19.For patients with multiple injuries caused by high energy and for patients with unstable systemic conditions, the application of multi-row CT rapid scan is recommended to rapidly clarify the diagnosis and reduce the diagnostic time.
20. MRI should be routinely performed when there is neurological dysfunction to observe the status of the spinal cord, conus and cauda equina; MRI should be performed when there is a suspicion of intervertebral disc and posterior ligament complex injury on X and CT examinations; 21.
21. For patients with spinal cord injury, MRI can be performed again 72 hours after the injury to help determine the prognosis of spinal cord injury.
22. MRI should be performed in patients with normal X-ray and CT scans, but who are suspected of having spinal cord injury on clinical examination.
Treatment
23. Treatment principles: early braking of the spine, reasonable transport and transfer to reduce secondary injury to the spinal cord; full release of nerve tissue compression, reasonable reconstruction of the stability of the spine, to create a suitable internal and external environment for the repair of nerve tissue, to promote functional recovery, to facilitate early recovery, to reduce the incidence of complications, so that patients can return to society as soon as possible.
(I) Drug therapy
24. high-dose MP shock therapy is not used as a routine treatment option, but may be used as a treatment option.
25. absolute contraindications to high-dose MP shock therapy include: injury duration of more than 8 h; spinal cord injury with penetrating or spinal cord continuity disruption; thoracolumbar injury without neurological deficits; relative contraindications include: presence of a history of gastrointestinal bleeding, presence of a history of peptic ulcer, presence of infectious disease or serious cardiac disorders.

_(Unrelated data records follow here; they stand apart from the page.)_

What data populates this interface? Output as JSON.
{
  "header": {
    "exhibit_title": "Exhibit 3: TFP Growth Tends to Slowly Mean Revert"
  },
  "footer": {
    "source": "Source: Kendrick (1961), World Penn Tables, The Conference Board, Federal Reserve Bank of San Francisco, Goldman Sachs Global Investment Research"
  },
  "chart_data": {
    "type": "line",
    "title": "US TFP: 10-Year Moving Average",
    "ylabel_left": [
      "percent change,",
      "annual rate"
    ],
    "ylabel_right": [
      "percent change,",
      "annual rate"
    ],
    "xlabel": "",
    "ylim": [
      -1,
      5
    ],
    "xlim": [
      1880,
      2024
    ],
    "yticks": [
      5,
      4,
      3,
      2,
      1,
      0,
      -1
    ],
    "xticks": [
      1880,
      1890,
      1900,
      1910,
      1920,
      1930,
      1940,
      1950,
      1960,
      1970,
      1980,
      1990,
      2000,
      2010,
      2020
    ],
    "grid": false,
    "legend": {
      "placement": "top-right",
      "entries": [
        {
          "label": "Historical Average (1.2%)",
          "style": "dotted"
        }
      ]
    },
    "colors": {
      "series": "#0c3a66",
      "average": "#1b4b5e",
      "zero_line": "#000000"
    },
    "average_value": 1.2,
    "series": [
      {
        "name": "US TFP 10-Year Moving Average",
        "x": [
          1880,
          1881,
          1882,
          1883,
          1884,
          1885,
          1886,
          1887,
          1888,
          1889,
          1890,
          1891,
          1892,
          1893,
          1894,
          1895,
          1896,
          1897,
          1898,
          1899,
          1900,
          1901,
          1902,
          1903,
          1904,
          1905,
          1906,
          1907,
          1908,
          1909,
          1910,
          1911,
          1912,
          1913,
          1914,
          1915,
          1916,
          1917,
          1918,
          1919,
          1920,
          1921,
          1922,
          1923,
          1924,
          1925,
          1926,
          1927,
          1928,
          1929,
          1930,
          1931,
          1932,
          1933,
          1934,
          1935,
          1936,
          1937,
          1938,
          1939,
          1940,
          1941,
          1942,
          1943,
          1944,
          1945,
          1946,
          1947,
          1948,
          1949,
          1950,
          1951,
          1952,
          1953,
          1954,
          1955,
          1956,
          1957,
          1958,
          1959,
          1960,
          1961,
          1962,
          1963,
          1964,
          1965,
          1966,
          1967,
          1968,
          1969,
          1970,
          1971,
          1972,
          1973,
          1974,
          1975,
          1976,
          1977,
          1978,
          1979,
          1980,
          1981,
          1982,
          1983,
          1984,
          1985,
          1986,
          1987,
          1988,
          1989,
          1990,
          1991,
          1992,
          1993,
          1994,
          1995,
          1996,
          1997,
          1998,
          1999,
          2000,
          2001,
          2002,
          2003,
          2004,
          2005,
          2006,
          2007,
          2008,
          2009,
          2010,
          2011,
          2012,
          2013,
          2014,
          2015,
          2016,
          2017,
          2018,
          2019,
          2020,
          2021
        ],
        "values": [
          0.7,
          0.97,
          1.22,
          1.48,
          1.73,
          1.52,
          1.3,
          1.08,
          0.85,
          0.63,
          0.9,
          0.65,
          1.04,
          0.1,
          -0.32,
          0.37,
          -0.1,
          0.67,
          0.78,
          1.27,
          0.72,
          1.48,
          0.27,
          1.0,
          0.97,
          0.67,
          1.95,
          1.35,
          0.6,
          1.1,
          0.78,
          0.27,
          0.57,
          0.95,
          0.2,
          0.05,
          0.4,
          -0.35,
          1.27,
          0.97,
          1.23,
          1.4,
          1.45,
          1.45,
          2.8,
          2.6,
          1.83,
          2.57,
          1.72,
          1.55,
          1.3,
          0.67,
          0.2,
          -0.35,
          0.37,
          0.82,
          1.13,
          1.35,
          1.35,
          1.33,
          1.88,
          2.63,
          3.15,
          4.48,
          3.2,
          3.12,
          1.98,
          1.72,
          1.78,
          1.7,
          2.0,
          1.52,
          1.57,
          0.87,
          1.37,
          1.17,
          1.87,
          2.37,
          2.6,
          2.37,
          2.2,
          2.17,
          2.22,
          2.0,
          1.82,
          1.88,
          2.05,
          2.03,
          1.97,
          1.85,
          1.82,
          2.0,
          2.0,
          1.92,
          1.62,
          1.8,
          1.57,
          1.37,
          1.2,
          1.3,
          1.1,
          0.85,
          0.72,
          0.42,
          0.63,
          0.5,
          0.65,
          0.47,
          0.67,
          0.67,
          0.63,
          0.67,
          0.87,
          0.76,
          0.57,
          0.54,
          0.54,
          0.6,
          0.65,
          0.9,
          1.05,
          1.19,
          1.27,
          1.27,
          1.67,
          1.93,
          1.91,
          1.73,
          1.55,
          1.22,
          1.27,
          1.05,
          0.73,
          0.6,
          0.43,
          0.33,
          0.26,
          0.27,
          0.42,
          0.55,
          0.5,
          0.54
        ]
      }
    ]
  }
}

26. During the use of high-dose MP shock therapy, proton pump inhibitors should be used routinely to prevent gastrointestinal bleeding; in patients with combined open injury and the presence of infection, antibiotics should be ordered simultaneously to prevent and treat infection; in patients with combined diabetes, attention should be paid to monitoring and controlling blood glucose to reduce complications of diabetes; the time window should be strictly controlled when performing shock therapy.